Migrant Rights, an NGO based in GCC, said the Al Bandary Engineering and Electro Watt Company had not paid its workers for the last six months.
Both companies are owned and operated under the umbrella of the Bandary International Group. The company's website says Qatar had awarded it some of the biggest projects in Qatar worth millions of Qatari riyals.
Detained workers told Migrant Rights that at least 25 to 30 people are being kept in one room. According to the NGO, some workers said Qatar had deported several workers already with only part of their pay settlement.
"[The detained workers] say that officials have switched off the AC, taunting them that if they can protest in the heat, they can manage without it," Migrant Rights wrote on Twitter.
"Temperatures this week are reaching 40 degrees Celsius."
Qatar did not comment on these allegations at the time of writing.

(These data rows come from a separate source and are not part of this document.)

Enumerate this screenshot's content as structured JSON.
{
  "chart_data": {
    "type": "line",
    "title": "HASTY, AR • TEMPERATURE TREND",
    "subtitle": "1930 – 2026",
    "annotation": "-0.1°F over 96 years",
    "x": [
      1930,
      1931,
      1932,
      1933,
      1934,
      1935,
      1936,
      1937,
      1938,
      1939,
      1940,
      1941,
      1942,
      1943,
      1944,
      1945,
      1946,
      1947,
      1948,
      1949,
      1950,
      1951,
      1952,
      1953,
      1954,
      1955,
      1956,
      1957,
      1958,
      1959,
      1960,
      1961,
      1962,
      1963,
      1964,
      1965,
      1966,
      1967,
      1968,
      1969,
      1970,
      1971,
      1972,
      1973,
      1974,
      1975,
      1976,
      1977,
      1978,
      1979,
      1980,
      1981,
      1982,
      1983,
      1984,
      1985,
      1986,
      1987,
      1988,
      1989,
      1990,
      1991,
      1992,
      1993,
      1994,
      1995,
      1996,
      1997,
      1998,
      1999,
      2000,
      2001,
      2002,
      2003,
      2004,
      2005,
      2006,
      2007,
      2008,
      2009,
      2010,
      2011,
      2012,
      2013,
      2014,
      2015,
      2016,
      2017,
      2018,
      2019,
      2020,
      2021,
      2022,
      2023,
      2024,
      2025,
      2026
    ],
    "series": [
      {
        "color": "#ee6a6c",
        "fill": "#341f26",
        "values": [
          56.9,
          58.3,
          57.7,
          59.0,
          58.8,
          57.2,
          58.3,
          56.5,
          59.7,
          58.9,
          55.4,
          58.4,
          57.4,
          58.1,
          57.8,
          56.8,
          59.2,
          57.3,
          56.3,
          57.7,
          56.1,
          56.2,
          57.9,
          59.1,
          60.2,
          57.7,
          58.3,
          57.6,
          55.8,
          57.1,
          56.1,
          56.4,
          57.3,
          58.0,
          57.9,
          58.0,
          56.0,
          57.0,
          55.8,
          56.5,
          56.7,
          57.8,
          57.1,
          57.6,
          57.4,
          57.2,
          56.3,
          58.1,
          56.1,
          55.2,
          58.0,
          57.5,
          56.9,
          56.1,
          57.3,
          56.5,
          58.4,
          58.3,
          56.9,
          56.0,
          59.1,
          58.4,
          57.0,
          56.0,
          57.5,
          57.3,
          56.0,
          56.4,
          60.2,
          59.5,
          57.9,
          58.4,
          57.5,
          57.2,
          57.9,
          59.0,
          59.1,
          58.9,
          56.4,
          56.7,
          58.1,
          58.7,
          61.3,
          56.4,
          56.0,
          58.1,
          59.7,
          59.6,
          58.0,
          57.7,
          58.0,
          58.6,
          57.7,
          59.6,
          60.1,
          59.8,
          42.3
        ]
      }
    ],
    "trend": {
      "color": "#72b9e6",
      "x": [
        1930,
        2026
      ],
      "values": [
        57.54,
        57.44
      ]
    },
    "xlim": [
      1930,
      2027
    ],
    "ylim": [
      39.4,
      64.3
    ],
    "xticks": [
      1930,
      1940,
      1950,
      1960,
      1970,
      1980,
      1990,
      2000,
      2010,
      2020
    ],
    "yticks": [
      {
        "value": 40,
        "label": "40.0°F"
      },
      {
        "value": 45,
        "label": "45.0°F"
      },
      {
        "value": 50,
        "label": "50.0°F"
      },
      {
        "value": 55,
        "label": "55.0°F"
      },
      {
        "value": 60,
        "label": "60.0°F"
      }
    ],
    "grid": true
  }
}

Workers and trade union representatives told the NGO that the company had promised them their salaries on 11 August.
But when they were denied their wages and had the electricity cut from their company-owned accommodation, the workers went on strike.
Workers right to protest violated
Last Sunday, 200 workers took to the streets of Doha to demand their unpaid wages outside the Bandary International Group's offices in Qatar.
Images posted online showed workers gathering outside the engineering company shouting slogans and demanding their unpaid salaries.
Al Bandary International Group did not respond to Middle East Eye's requests for comment at the time of writing.
Equidem, a rights NGO that focuses on labour rights in the Gulf, said it was concerned by reports that Qatar had arrested workers for peacefully protesting.
"Equidem is concerned that Qatar authorities have violated the right of these workers to strike and peaceful assembly," Equidem said on Twitter.
"Some of these workers may have been subjected to ill-treatment in detention and have failed to ensure their employer pays the wages owed to them.
"We remain concerned that despite the labour reforms, Qatar appears far more willing to enforce laws to suppress strikes and deport workers who complain about treatment, in violation of Qatar's human rights treaty obligations, than punish companies that do not pay their workers."
Since being awarded the World Cup tournament, Qatar has been under intense pressure to reform its labour rights and ban the exploitative kafala system.
But despite making strides in labour reforms, migrant workers in Qatar are still banned from joining trade unions and participating in strike action.
Last year, hundreds of migrant workers in Qatar went on strike to protest poor working conditions, unpaid and delayed wages, and threats of reduced wages.